Campus paper urges students to abandon greek life because of gender discrimination
Last Thursday, an editor at The GW Hatchet urged George Washington University (GW) students not to join Greek life because of its lack of “gender diversity.”
Robin Jones Kerr, a senior at GW, cautioned interested students to, “[k]eep in mind the many disadvantages of dividing your GW experience along gender lines.”
"As a kid, I wasn’t allowed to join Girl Scouts, and my brother couldn’t be a Boy Scout. In fact, neither of us participated in any single-sex organization during grade school because my parents refused to support groups that discriminated based on sex."
Kerr argued that single-sex organizations are non-diverse and do not expose students to a variance of opinions, even going so far as to say that sororities and fraternities “insulate” students from different ways of thinking.
She suggested instead that students should join organizations that do not make gender a prerequisite.
“Greek life teaches you to form deep, long-lasting relationships with members of your chapter – to form a ‘sisterhood’ or ‘brotherhood,’” she said. “You should be able to make these same types of meaningful connections with people of a different sex.”
Kerr claims that, because students are supposed to graduate as “more socially conscious [people],” it “doesn’t make sense” for freshmen to join sororities and fraternities based of their alleged lack of diversity.
“As a kid, I wasn’t allowed to join Girl Scouts, and my brother couldn’t be a Boy Scout,” Kerr wrote. “In fact, neither of us participated in any single-sex organization during grade school because my parents refused to support groups that discriminated based on sex.”
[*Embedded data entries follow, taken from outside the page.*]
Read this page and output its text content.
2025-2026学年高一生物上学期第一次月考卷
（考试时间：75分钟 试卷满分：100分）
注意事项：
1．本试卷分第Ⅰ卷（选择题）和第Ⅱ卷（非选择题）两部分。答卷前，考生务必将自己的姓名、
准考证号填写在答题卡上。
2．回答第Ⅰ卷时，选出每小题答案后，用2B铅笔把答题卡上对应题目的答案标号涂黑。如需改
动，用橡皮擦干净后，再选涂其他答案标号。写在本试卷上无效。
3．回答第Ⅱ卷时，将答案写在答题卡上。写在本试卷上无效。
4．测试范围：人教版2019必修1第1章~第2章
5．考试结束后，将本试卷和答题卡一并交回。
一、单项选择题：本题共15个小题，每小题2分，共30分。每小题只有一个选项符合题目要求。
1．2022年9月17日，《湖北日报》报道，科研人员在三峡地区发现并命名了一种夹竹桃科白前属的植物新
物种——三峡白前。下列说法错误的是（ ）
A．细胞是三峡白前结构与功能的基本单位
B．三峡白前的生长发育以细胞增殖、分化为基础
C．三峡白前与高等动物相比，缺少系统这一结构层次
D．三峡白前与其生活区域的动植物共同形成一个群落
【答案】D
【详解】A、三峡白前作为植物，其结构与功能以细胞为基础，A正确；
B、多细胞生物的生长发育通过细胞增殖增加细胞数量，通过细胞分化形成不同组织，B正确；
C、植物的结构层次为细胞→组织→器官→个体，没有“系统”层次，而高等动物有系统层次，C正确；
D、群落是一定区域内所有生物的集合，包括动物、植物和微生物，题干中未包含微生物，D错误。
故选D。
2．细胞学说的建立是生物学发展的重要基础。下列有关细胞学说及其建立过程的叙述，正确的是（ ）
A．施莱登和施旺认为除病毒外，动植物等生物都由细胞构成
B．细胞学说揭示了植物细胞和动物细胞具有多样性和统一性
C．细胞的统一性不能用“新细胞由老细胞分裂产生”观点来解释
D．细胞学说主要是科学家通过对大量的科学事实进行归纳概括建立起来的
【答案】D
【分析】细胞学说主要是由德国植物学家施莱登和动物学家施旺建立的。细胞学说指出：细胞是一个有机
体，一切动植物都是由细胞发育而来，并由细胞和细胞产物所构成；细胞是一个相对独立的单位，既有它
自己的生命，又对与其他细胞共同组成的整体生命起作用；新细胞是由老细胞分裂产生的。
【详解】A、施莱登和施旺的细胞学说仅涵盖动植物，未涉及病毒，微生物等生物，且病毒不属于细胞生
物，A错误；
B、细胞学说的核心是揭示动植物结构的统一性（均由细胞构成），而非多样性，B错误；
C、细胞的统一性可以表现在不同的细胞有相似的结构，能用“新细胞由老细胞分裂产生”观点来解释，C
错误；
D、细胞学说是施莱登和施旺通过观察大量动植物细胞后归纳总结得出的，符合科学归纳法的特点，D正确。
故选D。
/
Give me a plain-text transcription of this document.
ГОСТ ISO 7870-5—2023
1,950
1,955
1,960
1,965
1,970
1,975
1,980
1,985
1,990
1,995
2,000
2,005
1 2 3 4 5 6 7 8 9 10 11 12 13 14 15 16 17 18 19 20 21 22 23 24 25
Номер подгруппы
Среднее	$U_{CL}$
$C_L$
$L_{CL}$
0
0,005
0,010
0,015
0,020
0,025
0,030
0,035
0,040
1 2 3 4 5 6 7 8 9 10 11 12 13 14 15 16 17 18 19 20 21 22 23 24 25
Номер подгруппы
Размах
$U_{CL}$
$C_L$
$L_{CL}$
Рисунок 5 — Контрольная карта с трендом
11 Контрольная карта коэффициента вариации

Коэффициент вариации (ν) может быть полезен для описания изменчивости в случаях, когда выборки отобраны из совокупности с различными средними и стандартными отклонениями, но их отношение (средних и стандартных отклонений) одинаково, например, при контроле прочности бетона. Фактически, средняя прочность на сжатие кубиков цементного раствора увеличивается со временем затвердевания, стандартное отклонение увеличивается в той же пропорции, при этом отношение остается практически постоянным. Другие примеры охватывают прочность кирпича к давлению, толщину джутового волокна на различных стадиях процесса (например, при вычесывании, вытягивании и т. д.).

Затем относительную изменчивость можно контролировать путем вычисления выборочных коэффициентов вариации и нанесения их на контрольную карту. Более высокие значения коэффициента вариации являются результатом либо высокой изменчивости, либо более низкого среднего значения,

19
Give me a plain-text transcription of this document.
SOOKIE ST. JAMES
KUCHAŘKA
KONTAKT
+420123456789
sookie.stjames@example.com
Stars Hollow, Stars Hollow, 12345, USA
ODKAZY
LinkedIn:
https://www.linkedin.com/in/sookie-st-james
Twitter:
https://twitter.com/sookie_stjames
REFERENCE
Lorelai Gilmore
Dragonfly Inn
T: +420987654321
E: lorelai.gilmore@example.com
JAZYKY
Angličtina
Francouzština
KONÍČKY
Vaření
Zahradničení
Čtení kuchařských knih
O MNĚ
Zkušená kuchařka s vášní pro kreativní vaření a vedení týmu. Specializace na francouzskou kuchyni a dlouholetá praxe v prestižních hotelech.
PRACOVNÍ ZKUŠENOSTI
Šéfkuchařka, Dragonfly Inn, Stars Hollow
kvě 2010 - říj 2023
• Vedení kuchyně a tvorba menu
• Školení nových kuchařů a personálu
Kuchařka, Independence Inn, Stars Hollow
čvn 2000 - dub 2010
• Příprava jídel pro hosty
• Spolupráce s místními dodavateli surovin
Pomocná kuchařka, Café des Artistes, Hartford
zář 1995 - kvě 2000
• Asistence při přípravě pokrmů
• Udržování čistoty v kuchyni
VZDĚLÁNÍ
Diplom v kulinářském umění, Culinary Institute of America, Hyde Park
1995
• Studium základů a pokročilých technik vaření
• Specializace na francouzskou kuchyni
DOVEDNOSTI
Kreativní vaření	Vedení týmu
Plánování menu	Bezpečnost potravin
Kerr’s pleas may have fallen on deaf ears. Jamie Lichay, a senior and vice president of recruitment for the Panhellenic Association at GW, told Campus Reform that more GW girls signed up to rush Greek life this fall than ever before.
“Single-sex Greek organizations offer students an opportunity to form the unique bonds that come with sisterhood and brotherhood,” Lichay told Campus Reform. “The people who join are specifically looking for brotherhood and sisterhood. They are not limited to these bonds, which is why Greek Life members are involved in many student organizations outside of Greek Life.”
For years, many feminists have argued that single-sex Greek life is discriminatory. When the issue was raised at Carnegie Mellon University, their coordinator of Greek life defended the system, saying, “[h]istorically, Greek life has been about groups coming together saying ‘we need a social outlet....’ Men started fraternities and then women wanted that opportunity too. Keeping fraternities and sororities same-sex benefits everyone because women can talk about issues as they relate to women and vice versa with men.”
During a similar debate at Harvard in 2011, an editorial writer at The Crimson, Harvard’s official student newspaper, argued that “[s]hared experience and worldviews, combined with the absence of competition over the opposite sex, create a unique and more comfortable dynamic optimal for building relationships.”
“Just as single-sex sports discriminate based upon gender to ensure fair competition, Greek organizations do the same to promote friendship,” the Harvard editorialist wrote.